BÖLÜM 4: SON KEZ

39 7 4
                                    


Halk olan bitenlere anlam vermeye çalışıyordu. Çoğu köylü vatandaş savaş bölgelerinden İç Anadolu bölgesine göç etmişti çoluk çocuk demeden. Zenginler savaş bölgelerindeki sermayelerini bir bir satıp iyi niyetli olanlar tabi ki bir kısmını orduya veriyordu.

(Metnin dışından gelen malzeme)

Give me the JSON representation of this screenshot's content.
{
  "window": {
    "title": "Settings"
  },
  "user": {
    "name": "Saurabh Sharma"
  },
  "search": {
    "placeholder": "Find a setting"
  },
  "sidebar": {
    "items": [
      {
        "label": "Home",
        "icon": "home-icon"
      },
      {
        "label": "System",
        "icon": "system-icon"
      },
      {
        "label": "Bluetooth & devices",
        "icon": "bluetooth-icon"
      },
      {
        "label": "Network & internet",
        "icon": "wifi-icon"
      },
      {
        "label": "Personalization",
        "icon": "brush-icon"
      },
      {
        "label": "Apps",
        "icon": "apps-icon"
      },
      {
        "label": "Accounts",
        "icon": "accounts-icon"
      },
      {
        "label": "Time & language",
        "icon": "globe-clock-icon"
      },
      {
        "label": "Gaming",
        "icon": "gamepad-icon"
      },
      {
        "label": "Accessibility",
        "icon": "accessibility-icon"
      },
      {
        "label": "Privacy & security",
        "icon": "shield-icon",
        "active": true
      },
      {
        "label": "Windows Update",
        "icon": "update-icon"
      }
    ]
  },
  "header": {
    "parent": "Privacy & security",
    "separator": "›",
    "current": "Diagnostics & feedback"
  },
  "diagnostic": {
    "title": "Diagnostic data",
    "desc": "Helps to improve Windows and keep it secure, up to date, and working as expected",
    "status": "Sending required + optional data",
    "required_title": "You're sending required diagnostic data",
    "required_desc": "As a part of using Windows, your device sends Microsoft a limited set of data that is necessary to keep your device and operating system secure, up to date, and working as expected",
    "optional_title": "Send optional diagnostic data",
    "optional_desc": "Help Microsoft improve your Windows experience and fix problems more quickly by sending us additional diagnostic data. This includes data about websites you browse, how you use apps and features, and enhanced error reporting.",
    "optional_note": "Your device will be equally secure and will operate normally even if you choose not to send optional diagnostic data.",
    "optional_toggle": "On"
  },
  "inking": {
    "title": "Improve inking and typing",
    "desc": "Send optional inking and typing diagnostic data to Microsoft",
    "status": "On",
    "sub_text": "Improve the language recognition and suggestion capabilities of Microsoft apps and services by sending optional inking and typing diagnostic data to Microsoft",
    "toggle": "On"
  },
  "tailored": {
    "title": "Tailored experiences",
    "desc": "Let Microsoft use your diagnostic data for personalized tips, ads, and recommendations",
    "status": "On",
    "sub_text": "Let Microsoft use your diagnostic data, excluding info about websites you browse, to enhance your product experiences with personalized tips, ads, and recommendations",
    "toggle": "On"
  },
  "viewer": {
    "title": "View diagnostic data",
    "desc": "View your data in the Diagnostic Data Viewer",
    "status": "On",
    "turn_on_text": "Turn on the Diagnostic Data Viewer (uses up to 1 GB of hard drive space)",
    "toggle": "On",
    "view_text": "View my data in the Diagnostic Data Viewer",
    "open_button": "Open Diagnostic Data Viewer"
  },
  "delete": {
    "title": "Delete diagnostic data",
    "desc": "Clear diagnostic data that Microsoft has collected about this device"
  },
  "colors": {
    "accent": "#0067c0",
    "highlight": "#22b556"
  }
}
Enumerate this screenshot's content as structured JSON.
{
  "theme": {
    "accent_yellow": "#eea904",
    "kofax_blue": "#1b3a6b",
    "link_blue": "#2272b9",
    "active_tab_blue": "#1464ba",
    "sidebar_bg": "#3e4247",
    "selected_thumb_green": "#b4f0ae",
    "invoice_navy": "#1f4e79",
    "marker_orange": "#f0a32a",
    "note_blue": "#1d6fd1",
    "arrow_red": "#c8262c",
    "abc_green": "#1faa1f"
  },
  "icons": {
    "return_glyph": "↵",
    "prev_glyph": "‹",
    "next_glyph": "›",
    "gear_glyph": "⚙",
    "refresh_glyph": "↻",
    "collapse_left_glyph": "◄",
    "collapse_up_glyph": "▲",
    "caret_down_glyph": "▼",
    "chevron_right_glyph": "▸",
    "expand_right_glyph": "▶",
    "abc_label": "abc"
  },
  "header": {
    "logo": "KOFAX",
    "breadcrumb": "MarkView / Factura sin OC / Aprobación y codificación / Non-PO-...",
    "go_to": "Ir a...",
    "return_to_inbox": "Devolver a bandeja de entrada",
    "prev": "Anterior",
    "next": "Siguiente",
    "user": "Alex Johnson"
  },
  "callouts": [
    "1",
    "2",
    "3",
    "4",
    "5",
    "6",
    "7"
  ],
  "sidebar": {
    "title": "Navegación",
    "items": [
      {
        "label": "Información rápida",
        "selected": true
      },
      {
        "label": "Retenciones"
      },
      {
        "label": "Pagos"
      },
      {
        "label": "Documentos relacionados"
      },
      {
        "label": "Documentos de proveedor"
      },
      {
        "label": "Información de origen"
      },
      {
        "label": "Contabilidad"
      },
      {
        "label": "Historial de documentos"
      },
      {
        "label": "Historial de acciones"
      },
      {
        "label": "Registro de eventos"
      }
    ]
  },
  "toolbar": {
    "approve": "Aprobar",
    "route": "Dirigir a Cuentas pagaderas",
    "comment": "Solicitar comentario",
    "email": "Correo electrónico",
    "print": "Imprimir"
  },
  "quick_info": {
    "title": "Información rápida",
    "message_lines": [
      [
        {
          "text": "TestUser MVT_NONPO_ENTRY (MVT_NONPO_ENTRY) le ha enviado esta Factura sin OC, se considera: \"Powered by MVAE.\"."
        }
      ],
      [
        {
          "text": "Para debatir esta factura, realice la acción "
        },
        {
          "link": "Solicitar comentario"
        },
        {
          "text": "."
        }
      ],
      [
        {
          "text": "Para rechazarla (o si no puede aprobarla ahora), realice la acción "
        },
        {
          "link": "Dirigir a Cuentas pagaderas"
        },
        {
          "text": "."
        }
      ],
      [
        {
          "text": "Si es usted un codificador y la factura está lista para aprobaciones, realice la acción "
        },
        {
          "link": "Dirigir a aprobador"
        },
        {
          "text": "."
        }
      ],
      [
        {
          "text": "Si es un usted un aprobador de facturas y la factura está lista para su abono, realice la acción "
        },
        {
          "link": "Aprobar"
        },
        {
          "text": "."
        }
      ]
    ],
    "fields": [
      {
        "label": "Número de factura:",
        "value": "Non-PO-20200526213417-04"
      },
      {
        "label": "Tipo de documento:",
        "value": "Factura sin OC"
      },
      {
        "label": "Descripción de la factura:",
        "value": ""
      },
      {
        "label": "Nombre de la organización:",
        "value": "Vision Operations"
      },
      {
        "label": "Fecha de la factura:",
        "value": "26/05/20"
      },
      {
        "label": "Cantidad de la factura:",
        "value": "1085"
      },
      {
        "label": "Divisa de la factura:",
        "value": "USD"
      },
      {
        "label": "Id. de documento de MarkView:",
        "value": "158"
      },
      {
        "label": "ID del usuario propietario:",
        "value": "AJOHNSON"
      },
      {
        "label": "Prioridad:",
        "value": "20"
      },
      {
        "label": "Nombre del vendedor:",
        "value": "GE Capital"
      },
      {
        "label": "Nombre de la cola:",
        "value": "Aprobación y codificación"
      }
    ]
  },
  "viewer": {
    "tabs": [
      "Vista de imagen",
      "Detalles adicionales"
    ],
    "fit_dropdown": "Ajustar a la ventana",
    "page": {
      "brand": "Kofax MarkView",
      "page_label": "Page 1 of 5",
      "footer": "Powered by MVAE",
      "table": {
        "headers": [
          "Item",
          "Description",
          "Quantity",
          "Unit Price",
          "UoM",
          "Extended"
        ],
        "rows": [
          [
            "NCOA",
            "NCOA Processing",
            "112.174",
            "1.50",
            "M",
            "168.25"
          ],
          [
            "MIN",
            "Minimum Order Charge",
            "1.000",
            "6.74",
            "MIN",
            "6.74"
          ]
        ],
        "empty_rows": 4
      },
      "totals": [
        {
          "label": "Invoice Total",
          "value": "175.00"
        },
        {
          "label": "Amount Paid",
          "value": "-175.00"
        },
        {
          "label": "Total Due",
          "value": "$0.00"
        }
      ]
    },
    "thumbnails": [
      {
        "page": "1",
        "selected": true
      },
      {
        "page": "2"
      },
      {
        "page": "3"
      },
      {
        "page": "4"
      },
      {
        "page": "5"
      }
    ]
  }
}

Büyük bir dayanışma vardı halk-ordu-hükümet üçlemesi arasında. Tüm Avrupa ve Amerika basınında  "Küçük Osmanlı'yı yok ediyoruz, artık türklerden korkmanıza gerek yok. Pentagon ve NATO harekat hazırlıklarını tamamladı" manşetleri atılıyordu. 2027 Fas iç savaşından sonra Türkiye NATO'dan çıkarılmıştı zaten isim olarak 2027'ye kadar gelmişti. Fiili olarak 2025'te çıkmıştı. Tüm haçlı İslam Sancağını indirmeye bu kadar kararlıyken Türklere rahat uyku yoktu. Türk devletler de birleşmişti. Türk devletleri bu kıyamet savaşında Son Kale Türkiye'ye asker gönderiyordu. Bu birleşmeye "TURAN" adını vermişlerdi. Savaşa çok az süre kala bu olup bitenler halkın son kez alışveriş, yürüyüş, gezi,tatil gibi planlarını devreye sokmuştu. Beşiktaş normalde de kalabalıktı ama iş çıkışı olduğu için daha kalabalıklaşmıştı. Samet sağlık merkezinin önüne geldiğinde arabayı uygun bir yere park etti. İlk önce inip inmemekte tereddüt etti. Ya Ceren içerdeyse, onu gördüğünde nasıl tepki vereceğinden korkuyordu hem kendisinin hem de Ceren'in. Tam 3 yıl olmuştu ayrı kalalı, görüşmeyeli. Samet arabadan indi ve sağlık merkezine girdi. Danışmanlığa gidip:

"Kolay gelsin. Uzman Ceren Aslan'la görüşebilir miyim acaba acil bir rahatsızlığım var?"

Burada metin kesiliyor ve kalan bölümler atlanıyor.